The group published a systematic review and meta-analysis of the efficacy of faecal microbiota transplantation (FMT) for the treatment of recurrent and refractory Clostridium difficile infection (Quraishi et al. APT 2017; 46:479-493) and is currently completing a comprehensive NICE-approved FMT practice guideline, which is a joint BSG/HIS venture. It is aimed to publish this in 2018.
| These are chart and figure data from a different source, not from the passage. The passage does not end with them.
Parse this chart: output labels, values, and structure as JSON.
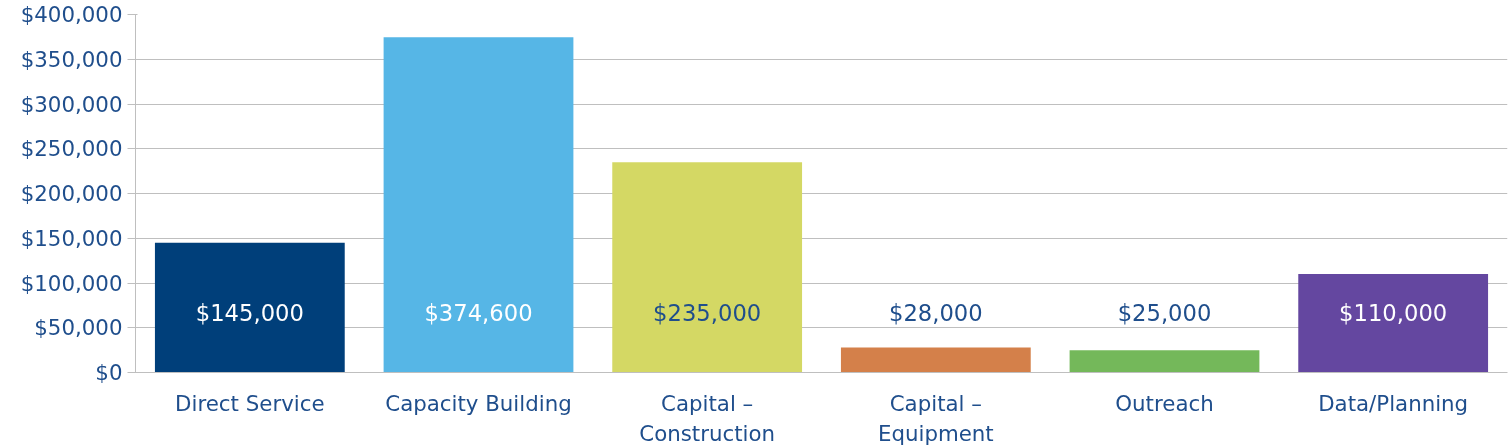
{
  "chart_data": {
    "type": "bar",
    "categories": [
      "Direct Service",
      "Capacity Building",
      "Capital – Construction",
      "Capital – Equipment",
      "Outreach",
      "Data/Planning"
    ],
    "values": [
      145000,
      374600,
      235000,
      28000,
      25000,
      110000
    ],
    "colors": [
      "#003f7a",
      "#56b6e6",
      "#d4d864",
      "#d4804a",
      "#74b85a",
      "#6447a0"
    ],
    "ylim": [
      0,
      400000
    ],
    "yticks": [
      {
        "value": 0,
        "label": "$0"
      },
      {
        "value": 50000,
        "label": "$50,000"
      },
      {
        "value": 100000,
        "label": "$100,000"
      },
      {
        "value": 150000,
        "label": "$150,000"
      },
      {
        "value": 200000,
        "label": "$200,000"
      },
      {
        "value": 250000,
        "label": "$250,000"
      },
      {
        "value": 300000,
        "label": "$300,000"
      },
      {
        "value": 350000,
        "label": "$350,000"
      },
      {
        "value": 400000,
        "label": "$400,000"
      }
    ],
    "value_labels": [
      "$145,000",
      "$374,600",
      "$235,000",
      "$28,000",
      "$25,000",
      "$110,000"
    ],
    "grid": "y"
  }
}
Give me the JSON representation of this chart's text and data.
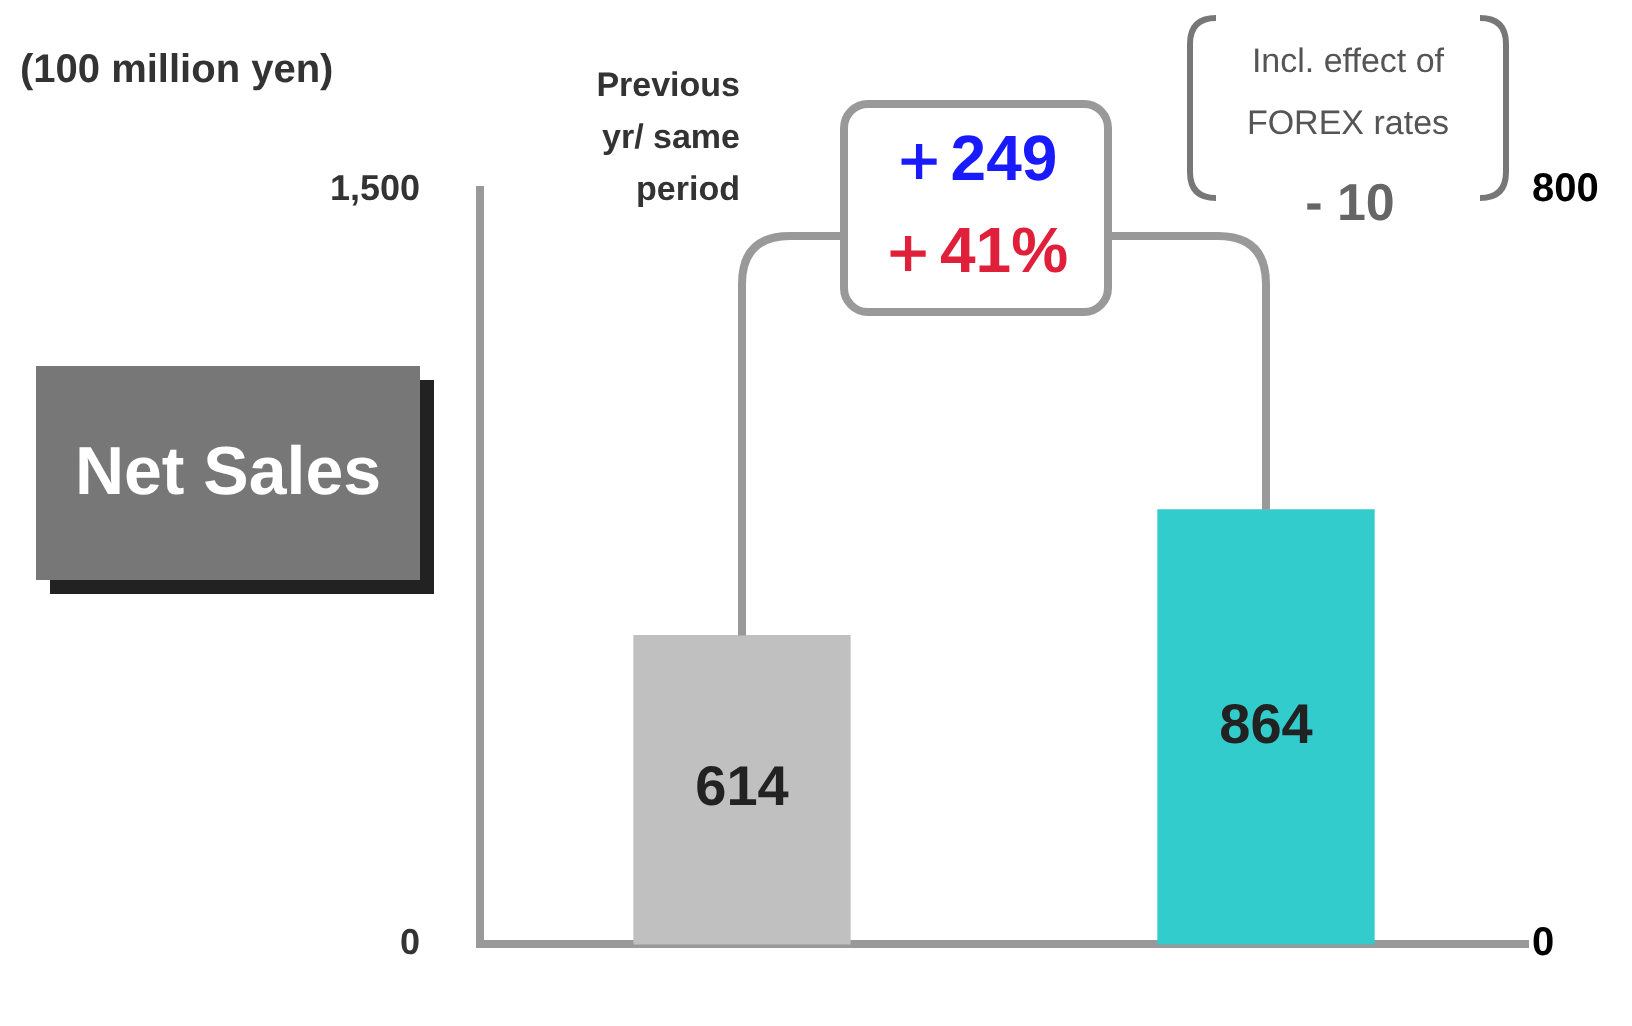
{
  "chart_data": {
    "type": "bar",
    "ylabel": "(100 million yen)",
    "categories": [
      null,
      null
    ],
    "values": [
      614,
      864
    ],
    "colors": [
      "#c0c0c0",
      "#33cccc"
    ],
    "ylim": [
      0,
      1500
    ],
    "yticks": [
      0,
      {
        "value": 1500,
        "label": "1,500"
      }
    ],
    "y2lim": [
      0,
      800
    ],
    "y2ticks": [
      0,
      800
    ],
    "grid": false,
    "legend": false,
    "data_labels": true,
    "annotations": [
      "Previous yr/ same period",
      "＋249",
      "＋41%",
      "Incl. effect of FOREX rates",
      "- 10",
      "Net Sales"
    ]
  }
}
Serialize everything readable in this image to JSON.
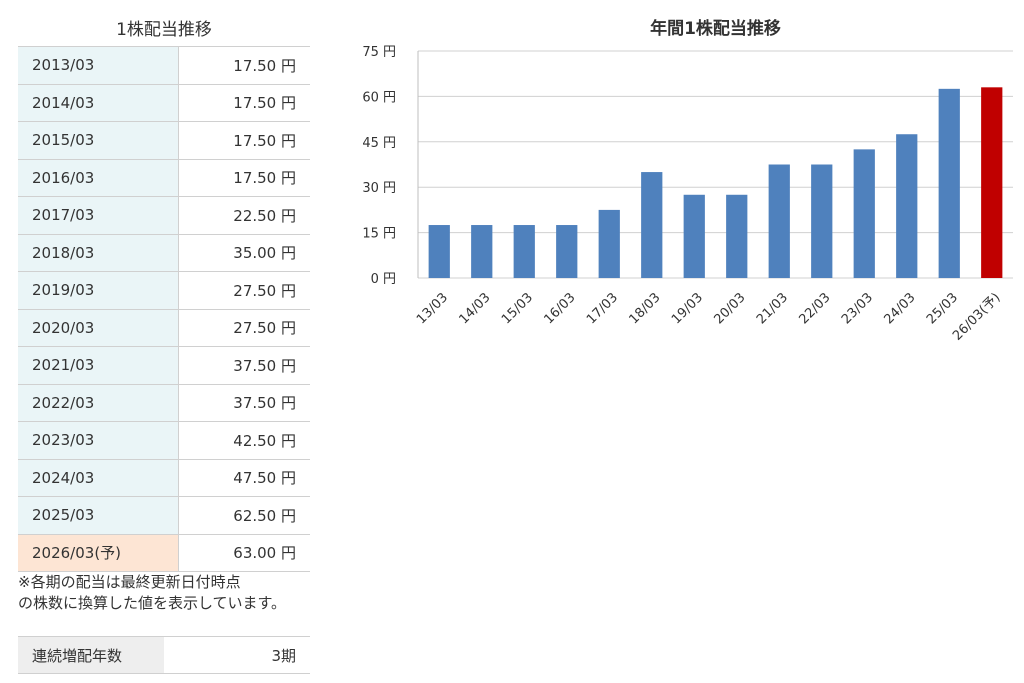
{
  "table": {
    "title": "1株配当推移",
    "rows": [
      {
        "year": "2013/03",
        "value": "17.50 円"
      },
      {
        "year": "2014/03",
        "value": "17.50 円"
      },
      {
        "year": "2015/03",
        "value": "17.50 円"
      },
      {
        "year": "2016/03",
        "value": "17.50 円"
      },
      {
        "year": "2017/03",
        "value": "22.50 円"
      },
      {
        "year": "2018/03",
        "value": "35.00 円"
      },
      {
        "year": "2019/03",
        "value": "27.50 円"
      },
      {
        "year": "2020/03",
        "value": "27.50 円"
      },
      {
        "year": "2021/03",
        "value": "37.50 円"
      },
      {
        "year": "2022/03",
        "value": "37.50 円"
      },
      {
        "year": "2023/03",
        "value": "42.50 円"
      },
      {
        "year": "2024/03",
        "value": "47.50 円"
      },
      {
        "year": "2025/03",
        "value": "62.50 円"
      },
      {
        "year": "2026/03(予)",
        "value": "63.00 円"
      }
    ],
    "note_line1": "※各期の配当は最終更新日付時点",
    "note_line2": "の株数に換算した値を表示しています。"
  },
  "consecutive": {
    "label": "連続増配年数",
    "value": "3期"
  },
  "colors": {
    "bar": "#4f81bd",
    "forecast_bar": "#c00000",
    "grid": "#d0d0d0"
  },
  "chart_data": {
    "type": "bar",
    "title": "年間1株配当推移",
    "categories": [
      "13/03",
      "14/03",
      "15/03",
      "16/03",
      "17/03",
      "18/03",
      "19/03",
      "20/03",
      "21/03",
      "22/03",
      "23/03",
      "24/03",
      "25/03",
      "26/03(予)"
    ],
    "values": [
      17.5,
      17.5,
      17.5,
      17.5,
      22.5,
      35.0,
      27.5,
      27.5,
      37.5,
      37.5,
      42.5,
      47.5,
      62.5,
      63.0
    ],
    "forecast_index": 13,
    "ylim": [
      0,
      75
    ],
    "yticks": [
      0,
      15,
      30,
      45,
      60,
      75
    ],
    "ytick_labels": [
      "0 円",
      "15 円",
      "30 円",
      "45 円",
      "60 円",
      "75 円"
    ],
    "grid": true,
    "legend": "none"
  }
}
The Group has contributed to two successful BSG Research Workshops: "The Microbiome, Dysbiosis and GI Disease" (11 April 2014) and "Faecal Microbiota Transplantation: Bench, Bedside, Courtroom?" 11 September 2015. In 2018 we plan to hold a workshop focussed on developing a national FMT service, which will follow the annual BSG meeting in Liverpool (details to follow).


The Group is also developing a review for primary care professionals, explaining the current understanding of the gut microbiota's impact on gut disorders.


This is an exciting and fast evolving area of research and the Group welcome involvement from interested colleagues in this multi-disciplinary field.